Perjuangan Warga Tinggal di Desa 'Jalan Neraka' Cianjur

Perjuangan Warga Tinggal di Desa 'Jalan Neraka' Cianjur

Ikbal Selamet - detikJabar
Jumat, 06 Jan 2023 19:00 WIB
Jembatan siluman di Desa Mekarsari, Naringgul, Cianjur.
'Jembatan siluman' salah satu infrastruktur di Desa Mekarsari, Naringgul, Cianjur. (Foto: Istimewa)
Cianjur -

Desa Mekarsari, Kecamatan Naringgul, Kabupaten Cianjur, Jawa Barat, selama tiga tahun berturut-turut berstatus desa berkembang. Namun warga di desa tersebut menganggap status tersebut tidak sesuai, bahkan Desa Mekarsari dianggap masih tertinggal dengan infrastruktur yang tidak memadai dan jaringan telekomunikasi yang minim.

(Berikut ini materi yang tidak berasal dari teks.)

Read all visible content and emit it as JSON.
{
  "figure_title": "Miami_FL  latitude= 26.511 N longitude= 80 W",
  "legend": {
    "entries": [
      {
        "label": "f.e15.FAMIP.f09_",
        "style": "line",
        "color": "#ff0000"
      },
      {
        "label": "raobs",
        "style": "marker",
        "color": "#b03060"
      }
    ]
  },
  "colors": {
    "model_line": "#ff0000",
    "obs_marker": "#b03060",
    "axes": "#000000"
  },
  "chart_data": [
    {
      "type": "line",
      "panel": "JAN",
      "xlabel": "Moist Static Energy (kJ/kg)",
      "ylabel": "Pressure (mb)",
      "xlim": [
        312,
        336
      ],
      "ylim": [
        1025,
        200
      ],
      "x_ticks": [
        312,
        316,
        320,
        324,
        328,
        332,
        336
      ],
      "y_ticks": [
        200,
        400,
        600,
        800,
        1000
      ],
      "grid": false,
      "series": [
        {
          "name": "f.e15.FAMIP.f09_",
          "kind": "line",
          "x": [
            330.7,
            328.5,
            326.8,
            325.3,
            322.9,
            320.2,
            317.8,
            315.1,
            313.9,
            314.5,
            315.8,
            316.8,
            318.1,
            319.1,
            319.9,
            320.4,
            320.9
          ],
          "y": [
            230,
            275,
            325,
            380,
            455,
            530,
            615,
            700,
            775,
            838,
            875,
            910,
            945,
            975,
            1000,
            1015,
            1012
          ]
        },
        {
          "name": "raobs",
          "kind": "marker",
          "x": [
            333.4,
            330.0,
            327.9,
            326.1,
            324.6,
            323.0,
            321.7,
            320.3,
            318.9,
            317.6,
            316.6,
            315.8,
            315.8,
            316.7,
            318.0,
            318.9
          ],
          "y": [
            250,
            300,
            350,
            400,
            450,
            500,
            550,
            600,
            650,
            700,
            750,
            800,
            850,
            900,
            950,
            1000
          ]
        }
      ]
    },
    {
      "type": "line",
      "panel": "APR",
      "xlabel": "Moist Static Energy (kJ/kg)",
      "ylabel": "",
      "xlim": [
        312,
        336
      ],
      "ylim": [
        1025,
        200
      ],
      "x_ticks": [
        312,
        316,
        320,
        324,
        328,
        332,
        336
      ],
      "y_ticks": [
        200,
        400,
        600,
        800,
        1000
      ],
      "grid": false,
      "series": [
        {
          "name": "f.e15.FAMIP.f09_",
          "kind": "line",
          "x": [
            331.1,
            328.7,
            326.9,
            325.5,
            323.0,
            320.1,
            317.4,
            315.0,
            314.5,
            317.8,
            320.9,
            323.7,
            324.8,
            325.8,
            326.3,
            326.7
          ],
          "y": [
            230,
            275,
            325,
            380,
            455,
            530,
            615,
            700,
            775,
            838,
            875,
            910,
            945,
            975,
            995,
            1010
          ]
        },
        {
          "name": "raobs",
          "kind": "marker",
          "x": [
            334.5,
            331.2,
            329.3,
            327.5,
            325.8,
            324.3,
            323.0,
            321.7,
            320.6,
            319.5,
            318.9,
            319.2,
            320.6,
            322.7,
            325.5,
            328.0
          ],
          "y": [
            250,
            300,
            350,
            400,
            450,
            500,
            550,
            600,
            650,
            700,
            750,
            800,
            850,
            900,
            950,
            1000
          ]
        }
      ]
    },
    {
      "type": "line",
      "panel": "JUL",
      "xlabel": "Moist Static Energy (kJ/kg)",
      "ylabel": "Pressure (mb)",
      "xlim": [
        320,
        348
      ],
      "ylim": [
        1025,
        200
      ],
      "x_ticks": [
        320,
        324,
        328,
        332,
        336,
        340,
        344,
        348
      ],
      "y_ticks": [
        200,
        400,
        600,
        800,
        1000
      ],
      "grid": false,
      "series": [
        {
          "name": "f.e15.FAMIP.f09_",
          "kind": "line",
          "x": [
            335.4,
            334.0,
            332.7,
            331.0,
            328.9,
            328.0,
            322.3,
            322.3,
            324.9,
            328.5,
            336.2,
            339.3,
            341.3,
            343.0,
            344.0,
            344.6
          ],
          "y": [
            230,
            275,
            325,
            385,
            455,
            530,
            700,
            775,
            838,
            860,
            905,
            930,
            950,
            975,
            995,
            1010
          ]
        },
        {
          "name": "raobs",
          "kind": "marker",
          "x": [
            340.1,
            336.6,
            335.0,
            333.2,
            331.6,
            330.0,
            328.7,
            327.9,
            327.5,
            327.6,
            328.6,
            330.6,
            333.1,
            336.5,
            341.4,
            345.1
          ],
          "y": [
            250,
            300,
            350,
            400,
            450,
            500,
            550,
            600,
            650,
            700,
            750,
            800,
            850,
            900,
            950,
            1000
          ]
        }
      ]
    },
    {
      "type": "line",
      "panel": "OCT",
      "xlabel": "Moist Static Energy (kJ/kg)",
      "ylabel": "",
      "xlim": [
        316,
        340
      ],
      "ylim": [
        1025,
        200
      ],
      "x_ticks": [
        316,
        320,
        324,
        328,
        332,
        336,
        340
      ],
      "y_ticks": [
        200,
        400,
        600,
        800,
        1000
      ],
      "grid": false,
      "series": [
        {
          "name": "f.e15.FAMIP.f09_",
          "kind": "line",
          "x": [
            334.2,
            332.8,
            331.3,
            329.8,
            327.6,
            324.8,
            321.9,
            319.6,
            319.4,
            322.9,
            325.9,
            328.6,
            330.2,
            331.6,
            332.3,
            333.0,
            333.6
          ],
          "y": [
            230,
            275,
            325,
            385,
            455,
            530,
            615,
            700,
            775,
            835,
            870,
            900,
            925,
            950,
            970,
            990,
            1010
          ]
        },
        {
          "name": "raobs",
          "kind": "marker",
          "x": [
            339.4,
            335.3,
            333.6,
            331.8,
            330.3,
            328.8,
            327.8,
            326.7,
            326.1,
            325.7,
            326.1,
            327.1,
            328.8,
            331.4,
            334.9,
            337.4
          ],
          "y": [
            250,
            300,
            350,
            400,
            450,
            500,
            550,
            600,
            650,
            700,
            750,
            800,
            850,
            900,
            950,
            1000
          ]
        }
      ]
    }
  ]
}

Berdasarkan penelusuran detikJabar, status ini diberikan berdasarkan penilaian Kementerian Desa, Pembangunan Daerah Tertinggal dan Tranmigrasi (Kemendes PDTT) melalui Indeks Desa Membangun (IDM).

Dalam dokumen IDM, Desa Mekarsari yang menaungi Kampung Cikurutug mendapat skor IDM 0,6486 pada 2020. Desa Mekarsari kemudian mendapat predikat sebagai desa berkembang dengan rangking ke 35.333 dari seluruh desa se-Indonesia.

SCROLL TO CONTINUE WITH CONTENT

Kemudian pada 2021, skor IDM Desa Mekarsari bertahan di angka 0,6486 dan masih berstatus sebagai desa berkembang. Namun, rangking secara keseluruhan turun ke posisi 40.212 dari jumlah desa se-Indonesia.

Hingga pada 2022 kemarin, Desa Mekarsari yang menaungi Kampung Cikurutug masih ditetapkan dengan status desa berkembang. Desa ini mendapat skor IDM 0,6581 dan menempati posisi ke-44.469 dari seluruh desa se-Indonesia.

ADVERTISEMENT

Adapun penilaian yang membuat Desa Mekarsari dinobatkan menjadi desa berkembang karena berdasarkan indeks ketahanan sosial (IKS) desa ini mendapat skor 0,8743. Kemudian untuk indeks ketahanan ekonomi (IKE) dengan skor 0,4333 dan indeks ketahanan ekologi/lingkungan (IKL) dengan skor 0,6667.

Mulyana, warga Kampung Cikurutug Desa Mekarsari, mengatakan jika status tersebut tidak sesuai dengan kondisi di desanya, sebab desanya merupakan satu-satunya desa di Kecamatan Naringgul yang tidak bisa diakses kendaraan roda empat.

"Kalaupun ada mobil yang memaksakan masuk harus melalui sungai dengan lebar 50 meter dan berarus deras. Sungai itu hanya bisa dilalui saat kemarau, kalau musim hujan tertutup air sungai. Jadi kalau mau ke desa kami ya pakai sepeda motor atau jalan kaki," kata dia, Jumat (6/1/2023).

"Makanya yang sakit dan ibu hamil kalau mau ke puskesmas ditandu, karena kalau pakai moto tidak mungkin," tambahnya.

Selain itu, sinyal telepon seluler baru ada pada 2022 lalu, itu pun dengan kondisi sinyal lemah. Bahkan untuk telepon, warga harus menyimpan handphonenya di ventilasi yang berada di atas pintu atau ventilasi Boven.

"Kalau mau telepon apalagi mau kirim pesan lewat WhatsApp, hp harus disimpen di galar (ventilasi udara di atas pintu). Kalau tidak ya tidak bisa telepon," kata dia.

Warga lainnya, Iwan Setiawan mengatakan jaringan internet di Kampung Cikurutug dan kampung lainnya di Desa Mekarsari memang jelek. Bahkan jaringan hanya sampai 3G, tidak 4G.

"Paling bangus itu H+. Seringnya jaringan E (edge). Jadi bagaimana mau buka Internet, jaringannya seburuk itu. Mau kades informasi dari luar daerah susah," ungkap dia.

Tak hanya itu, untuk bisa menonton televisi, warga juga harus memasang parabola. Antena biasa atau yang terbaru Set Top Box (STB) juga tidak berfungsi.

"Jadinya mau informasi lewat internet ataupun televisi susah. Sedangkan parabola kan mahal. Jadi saya rasa Desa Mekarsari ini masih tertinggal. Bahkan desa ini seperti Papuanya Cianjur atau Jawa Barat," pungkasnya.